When Ben Miller, a researcher at the Graduate Center, City University New York (CUNY), began his research looking into subject terms and keywords people used to describe their dissertations topics, there was only really one company he could turn to: ProQuest.
“My dissertation research is on dissertations, so in many ways I couldn’t do this without ProQuest’s help! Or at least I could have still done it, but it would be on a much smaller scale.”
Ben is using ProQuest’s dissertations data to analyze nearly 3,000 dissertations published between 2001 and 2010 in his field of composition and rhetoric. The work includes doing a metadata analysis of the subject terms and keywords that have been chosen during the upload process, as well as reviewing the dissertation abstracts and methodology used in writing the dissertations.
“It’s been a really interesting project,” said Ben, “though not as fruitful as you would expect. There is a lot of spread in the terms used, but reading the abstracts and understanding the methodology used in a dissertation project has helped and I’m able to visualize it and find patterns and trends.”

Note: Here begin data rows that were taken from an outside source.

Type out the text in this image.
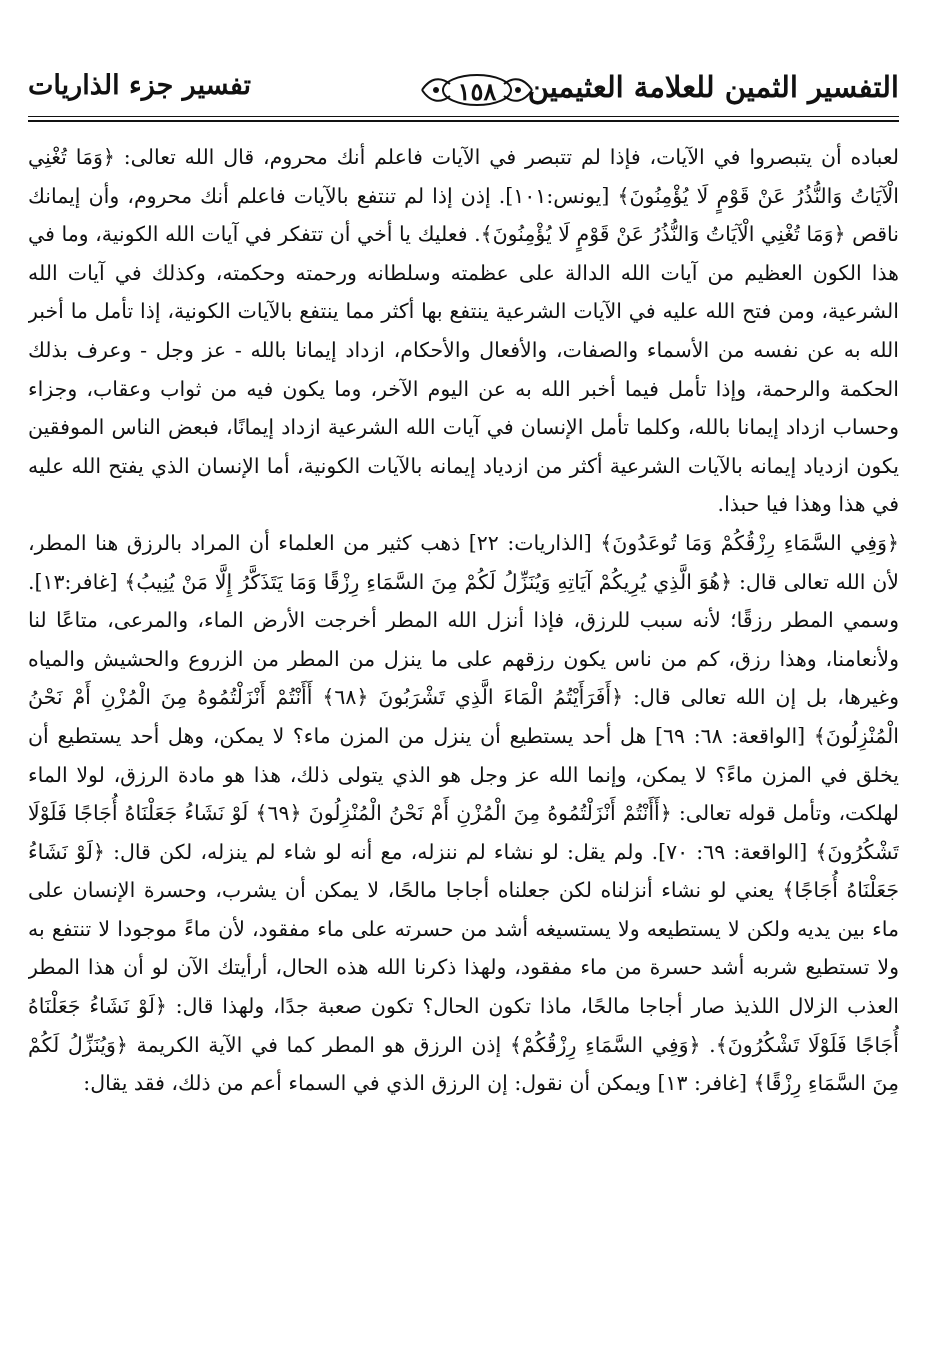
التفسير الثمين للعلامة العثيمين
١٥٨
تفسير جزء الذاريات

لعباده أن يتبصروا في الآيات، فإذا لم تتبصر في الآيات فاعلم أنك محروم، قال الله تعالى: ﴿وَمَا تُغْنِي الْآيَاتُ وَالنُّذُرُ عَنْ قَوْمٍ لَا يُؤْمِنُونَ﴾ [يونس:١٠١]. إذن إذا لم تنتفع بالآيات فاعلم أنك محروم، وأن إيمانك ناقص ﴿وَمَا تُغْنِي الْآيَاتُ وَالنُّذُرُ عَنْ قَوْمٍ لَا يُؤْمِنُونَ﴾. فعليك يا أخي أن تتفكر في آيات الله الكونية، وما في هذا الكون العظيم من آيات الله الدالة على عظمته وسلطانه ورحمته وحكمته، وكذلك في آيات الله الشرعية، ومن فتح الله عليه في الآيات الشرعية ينتفع بها أكثر مما ينتفع بالآيات الكونية، إذا تأمل ما أخبر الله به عن نفسه من الأسماء والصفات، والأفعال والأحكام، ازداد إيمانا بالله - عز وجل - وعرف بذلك الحكمة والرحمة، وإذا تأمل فيما أخبر الله به عن اليوم الآخر، وما يكون فيه من ثواب وعقاب، وجزاء وحساب ازداد إيمانا بالله، وكلما تأمل الإنسان في آيات الله الشرعية ازداد إيمانًا، فبعض الناس الموفقين يكون ازدياد إيمانه بالآيات الشرعية أكثر من ازدياد إيمانه بالآيات الكونية، أما الإنسان الذي يفتح الله عليه في هذا وهذا فيا حبذا.

﴿وَفِي السَّمَاءِ رِزْقُكُمْ وَمَا تُوعَدُونَ﴾ [الذاريات: ٢٢] ذهب كثير من العلماء أن المراد بالرزق هنا المطر، لأن الله تعالى قال: ﴿هُوَ الَّذِي يُرِيكُمْ آيَاتِهِ وَيُنَزِّلُ لَكُمْ مِنَ السَّمَاءِ رِزْقًا وَمَا يَتَذَكَّرُ إِلَّا مَنْ يُنِيبُ﴾ [غافر:١٣]. وسمي المطر رزقًا؛ لأنه سبب للرزق، فإذا أنزل الله المطر أخرجت الأرض الماء، والمرعى، متاعًا لنا ولأنعامنا، وهذا رزق، كم من ناس يكون رزقهم على ما ينزل من المطر من الزروع والحشيش والمياه وغيرها، بل إن الله تعالى قال: ﴿أَفَرَأَيْتُمُ الْمَاءَ الَّذِي تَشْرَبُونَ ﴿٦٨﴾ أَأَنْتُمْ أَنْزَلْتُمُوهُ مِنَ الْمُزْنِ أَمْ نَحْنُ الْمُنْزِلُونَ﴾ [الواقعة: ٦٨: ٦٩] هل أحد يستطيع أن ينزل من المزن ماء؟ لا يمكن، وهل أحد يستطيع أن يخلق في المزن ماءً؟ لا يمكن، وإنما الله عز وجل هو الذي يتولى ذلك، هذا هو مادة الرزق، لولا الماء لهلكت، وتأمل قوله تعالى: ﴿أَأَنْتُمْ أَنْزَلْتُمُوهُ مِنَ الْمُزْنِ أَمْ نَحْنُ الْمُنْزِلُونَ ﴿٦٩﴾ لَوْ نَشَاءُ جَعَلْنَاهُ أُجَاجًا فَلَوْلَا تَشْكُرُونَ﴾ [الواقعة: ٦٩: ٧٠]. ولم يقل: لو نشاء لم ننزله، مع أنه لو شاء لم ينزله، لكن قال: ﴿لَوْ نَشَاءُ جَعَلْنَاهُ أُجَاجًا﴾ يعني لو نشاء أنزلناه لكن جعلناه أجاجا مالحًا، لا يمكن أن يشرب، وحسرة الإنسان على ماء بين يديه ولكن لا يستطيعه ولا يستسيغه أشد من حسرته على ماء مفقود، لأن ماءً موجودا لا تنتفع به ولا تستطيع شربه أشد حسرة من ماء مفقود، ولهذا ذكرنا الله هذه الحال، أرأيتك الآن لو أن هذا المطر العذب الزلال اللذيذ صار أجاجا مالحًا، ماذا تكون الحال؟ تكون صعبة جدًا، ولهذا قال: ﴿لَوْ نَشَاءُ جَعَلْنَاهُ أُجَاجًا فَلَوْلَا تَشْكُرُونَ﴾. ﴿وَفِي السَّمَاءِ رِزْقُكُمْ﴾ إذن الرزق هو المطر كما في الآية الكريمة ﴿وَيُنَزِّلُ لَكُمْ مِنَ السَّمَاءِ رِزْقًا﴾ [غافر: ١٣] ويمكن أن نقول: إن الرزق الذي في السماء أعم من ذلك، فقد يقال:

Ben’s first challenge when starting the research was actually getting the data. “My initial option was to go through the ProQuest Dissertations Abstracts database and pull out the terms for each of the dissertations I was interested in one by one, but that was not really feasible. So I was trying to find some method online to extract information from the database results—but I found in the terms of
use of the database that I’m not supposed to do that, so I had to try something else.”
The answer came when a friend of his sat on the same panel at the MLA conference as Austin McLean, Director, Publishing, ProQuest Dissertation Publishing. “My friend was discussing my predicament and asked if there was anything ProQuest could do to help. Austin McLean got in touch with me directly and we were able to work out a solution, which involved ProQuest providing all the data I needed in a large spreadsheet which made it much easier to analyze.”